Napta

Is Napta Down Right Now? Check if there is a current outage ongoing.

Napta is currently Operational

Last checked from Napta's official status page

Historical record of incidents for Napta

Report: "Service outage"

Last update
postmortem

We would like to share an overview of a service interruption that occurred on May 6th, 2025, affecting access to the Napta application. Below is a timeline of events, a simplified explanation of the cause related to a database update, and the actions we are taking. ### **Timeline of Events** * **1:46 PM CET:** Users began experiencing issues accessing the Napta application. * **1:54 PM CET:** Our monitoring systems triggered "too many 5xx" alarms, indicating a high volume of errors. * **2:00 PM CET:** Issue was identified and a fix was launched. * **2:06 PM CET:** Access to the application was fully restored. ### **Root Cause** The interruption occurred during a planned update to our platform that included changes to the structure of our application's database \(a database schema migration\). An automated process that applies these database changes ran in an unexpected order relative to the application's code update. This temporary mismatch meant the application's software was looking for data in a database structure that wasn't yet fully in place, preventing it from operating correctly. ### **Action Plan** To prevent similar incidents related to database updates, we are reinforcing the synchronization between database updates and application code updates in our deployment processes to ensure they occur in the correct order, and we are reviewing the thresholds and sensitivity of our alarms to provide earlier warnings of service disruptions. ### **Closing Remarks** We sincerely apologize for the disruption this service interruption caused. We understand the importance of a reliable platform and are committed to continuously improving our systems and processes to minimize the risk of future incidents. If you have any further questions, please don’t hesitate to contact our support team.

resolved

This incident has been resolved.

monitoring

The issue is mitigated and we're now monitoring it.

identified

We've identified the cause of the problem and are working on it

investigating

We are currently experiencing service outage on app.napta.io, our team is looking into this.

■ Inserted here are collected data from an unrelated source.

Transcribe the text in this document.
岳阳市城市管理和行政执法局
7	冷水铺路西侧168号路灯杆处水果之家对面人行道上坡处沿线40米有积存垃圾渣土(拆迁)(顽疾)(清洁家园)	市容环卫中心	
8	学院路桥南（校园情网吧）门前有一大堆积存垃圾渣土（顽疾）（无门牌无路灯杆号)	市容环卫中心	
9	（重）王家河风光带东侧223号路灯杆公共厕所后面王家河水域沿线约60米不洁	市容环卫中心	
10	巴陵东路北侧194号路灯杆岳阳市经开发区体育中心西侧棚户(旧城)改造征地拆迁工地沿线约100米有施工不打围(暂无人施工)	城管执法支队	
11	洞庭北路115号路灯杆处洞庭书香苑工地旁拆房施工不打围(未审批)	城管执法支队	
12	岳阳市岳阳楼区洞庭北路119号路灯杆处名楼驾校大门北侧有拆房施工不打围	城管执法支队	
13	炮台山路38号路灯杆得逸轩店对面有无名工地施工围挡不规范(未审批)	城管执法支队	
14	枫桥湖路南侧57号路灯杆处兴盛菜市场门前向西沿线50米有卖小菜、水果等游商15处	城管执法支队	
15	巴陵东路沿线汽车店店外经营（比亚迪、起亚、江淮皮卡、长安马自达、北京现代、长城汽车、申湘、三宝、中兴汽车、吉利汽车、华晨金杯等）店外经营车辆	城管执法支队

Report: "Degraded performance"

Last update
postmortem

On March 14th, 2025, Napta experienced an incident affecting platform performance. We would like to share a detailed timeline of events, the root cause, and the actions taken to prevent similar issues in the future. ### **Timeline of Events** **2:40 PM CET** Our monitoring systems detected a sudden increase in response times across the platform. **3:10 PM CET** The root cause was identified and mitigated. Response times returned to normal and the platform became fully responsive again. ### **Root Cause** The issue was caused by a process that unexpectedly acquired a global lock on a specific client database for an undetermined amount of time. This lock prevented other transactions from executing, triggering timeouts and creating bottlenecks across the system for all our clients. ### **Action Plan** To prevent similar incidents in the future, we introduced stricter timeout configurations to automatically terminate blocking database operations after a short period of time, preventing prolonged lock situations. ### **Closing Remarks** We sincerely apologize for the inconvenience this incident may have caused. We remain committed to maintaining a reliable and high-performing platform, and continue to improve our monitoring and safeguards accordingly. ‌ If you have any further questions, please don’t hesitate to contact our support team.

resolved

We have identified the root cause of the issue and successfully resolved it. A postmortem report will be published soon. We sincerely apologize for any inconvenience this may have caused.

investigating

We are currently experiencing degraded performances on app.napta.io, our team is looking into this.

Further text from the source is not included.